At Braintrust, we believe strongly in the concept of verifiable “proof of work” — the idea that you should receive credit for the hard work you do for one client or employer, which can then be brought with you to the next one.
One key way for both Talent and clients to get credit for their work together is to ask for a review! This macro guide shows you how to leave and receive reviews.
Table of Contents
- Why Leave Reviews at All?
- The benefits of leaving a review.
- The benefits of receiving a review.
- How Do I Get a Client or Talent review?
- Why can’t I leave a review, or receive one, sooner?
- How do we start the review process?
- When and where do I see their review?
- How Do I Manage the Review Process?
- Ask for a review early on.
- Send a first draft.
- Expect some changes.
- How Do I Write a Great Review?
- Be specific.
- Provide empirical evidence.
- Pair with anecdotal evidence.
- Remain constructive.
- Additional Resources
Why Leave Reviews at All?
Both clients and Talent benefit from leaving and receiving reviews.
The benefits of leaving a review.
- Clients help other clients get better insight into Talent, and encourage a culture of leaving reviews which they benefit from when they consider Talent for work opportunities.
- Talent help other Talent get better insight into clients, allowing the community to ensure more positive work experiences for all the Talent finding work on Braintrust.
The benefits of receiving a review.
- Clients are able to build a reputation for having a strong work culture that is attractive for Talent, and are able to get direct feedback on areas where they can still improve.
- Talent are able to build a reputation for having a strong work ethic and track record of success, making them even more attractive to future clients by providing further evidence of their abilities.
How Do I Get a Client or Talent Review?
To get a review, you must have fully completed that specific work engagement with the client, whether it was a full-time role or a short-term contract. Once the last invoice is paid, the review process will begin.
Why can’t I leave a review, or receive one, sooner?
Reviews are posted publicly and transparently stored for future potential clients and peers to see. With that in mind, it’s in the best interests of both clients and Talent that reviews are done only once the engagement is fully completed, reducing the risk of their experience changing in the meantime.
As the network advances, reviews will eventually be posted not just on your profile, but also on the blockchain, which allows you to take your verifiable work history with you wherever you go, no matter what job networks or platforms you use.
How do we start the review process?
The double-blind review process begins as soon as the client clicks “Complete” after paying out all invoices. If the client is unsure of how to do this, Talent can direct them to the individual jobs page, where they can click ‘Complete Job.”
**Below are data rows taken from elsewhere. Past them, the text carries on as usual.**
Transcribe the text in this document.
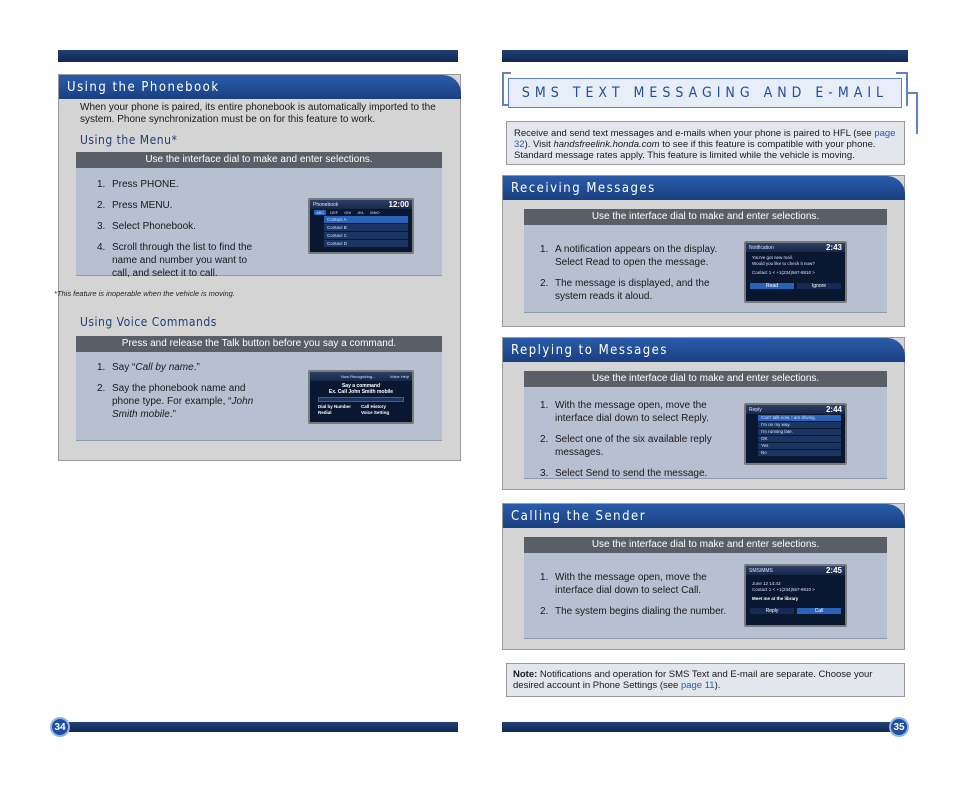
Using the Phonebook
When your phone is paired, its entire phonebook is automatically imported to the system. Phone synchronization must be on for this feature to work.
Using the Menu*
Use the interface dial to make and enter selections.
1. Press PHONE.
2. Press MENU.
3. Select Phonebook.
4. Scroll through the list to find the name and number you want to call, and select it to call.
Phonebook	12:00
ABC	DEF	GHI	JKL	MNO
Contact A
Contact B
Contact C
Contact D
*This feature is inoperable when the vehicle is moving.
Using Voice Commands
Press and release the Talk button before you say a command.
1. Say “Call by name.”
2. Say the phonebook name and phone type. For example, “John Smith mobile.”
Now Recognizing...	Voice Help
Say a command
Ex. Call John Smith mobile
Dial by Number	Call History
Redial	Voice Setting
34
SMS TEXT MESSAGING AND E-MAIL
Receive and send text messages and e-mails when your phone is paired to HFL (see page 32). Visit handsfreelink.honda.com to see if this feature is compatible with your phone. Standard message rates apply. This feature is limited while the vehicle is moving.
Receiving Messages
Use the interface dial to make and enter selections.
1. A notification appears on the display. Select Read to open the message.
2. The message is displayed, and the system reads it aloud.
Notification	2:43
You've got new mail.
Would you like to check it now?
Contact 1 < +1(234)567-8910 >
Read	Ignore
Replying to Messages
Use the interface dial to make and enter selections.
1. With the message open, move the interface dial down to select Reply.
2. Select one of the six available reply messages.
3. Select Send to send the message.
Reply	2:44
Can't talk now, I am driving.
I'm on my way.
I'm running late.
OK
Yes
No
Calling the Sender
Use the interface dial to make and enter selections.
1. With the message open, move the interface dial down to select Call.
2. The system begins dialing the number.
SMS/MMS	2:45
June 12 14:43
Contact 1 < +1(234)567-8910 >
Meet me at the library
Reply	Call
Note: Notifications and operation for SMS Text and E-mail are separate. Choose your desired account in Phone Settings (see page 11).
35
When and where do I see their review?
Reviews from both Talent and clients are posted as soon as they have been completed on both sides. Once posted, Talent can view their reviews on their profile, while Clients can view them on their /employers page.
How Do I Manage the Review Process?
Ask for a review early on.
Don’t wait until the engagement is over! One you know your time together is coming to a close, start broaching the subject. By giving them time to prepare, they can have a response already drafted for when they complete the job.
Send a first draft.
People are busy, and it can be difficult at times to know exactly which aspects of an engagement to highlight. If there are certain things you know would be most helpful to have included— whether you are a client or Talent — it’s not a bad idea to provide them with a first draft.
Another option is to send a bullet list of the most critical points you would like included: factors such as your work ethic, your communication, your ability or your quantifiable results.
Expect some changes.
If you’re going to go with the above route, we would suggest asking first, as some may want to write a review from scratch. Either way, many will appreciate the extra effort and while they may not use your draft word for word, your writing will most likely shape their final review.
How Do I Write a Great Review?
Provide specific examples of the accomplishments achieved together and areas of improvement. Don’t be vague, but be clear in areas where the client or Talent went above and beyond.
Provide empirical evidence.
Use quantifiable measures where possible to judge the success of the arrangement, and point to the impact made. Direct sales or money made isn’t the only statistic worth using: metrics such as an increase in audience engagement/reach or time saved using them over another option are great as well!
Pair stats with anecdotal evidence.
After you’ve established clear metrics for success, it often helps to provide an anecdotal example that underscores your point — for instance, a point about how their effective communication style saved you time and money could be paired with an example of them handling a particularly thorny conversation creatively.
Provide feedback that is thoughtful and actionable. If the arrangement had its faults, acknowledge them, but also give insight into how the situation could have been improved. Let future parties have insight into how the other person handles obstacles: Even if it didn’t work out in your specific situation, lending such insight might help future Talent or clients work well together.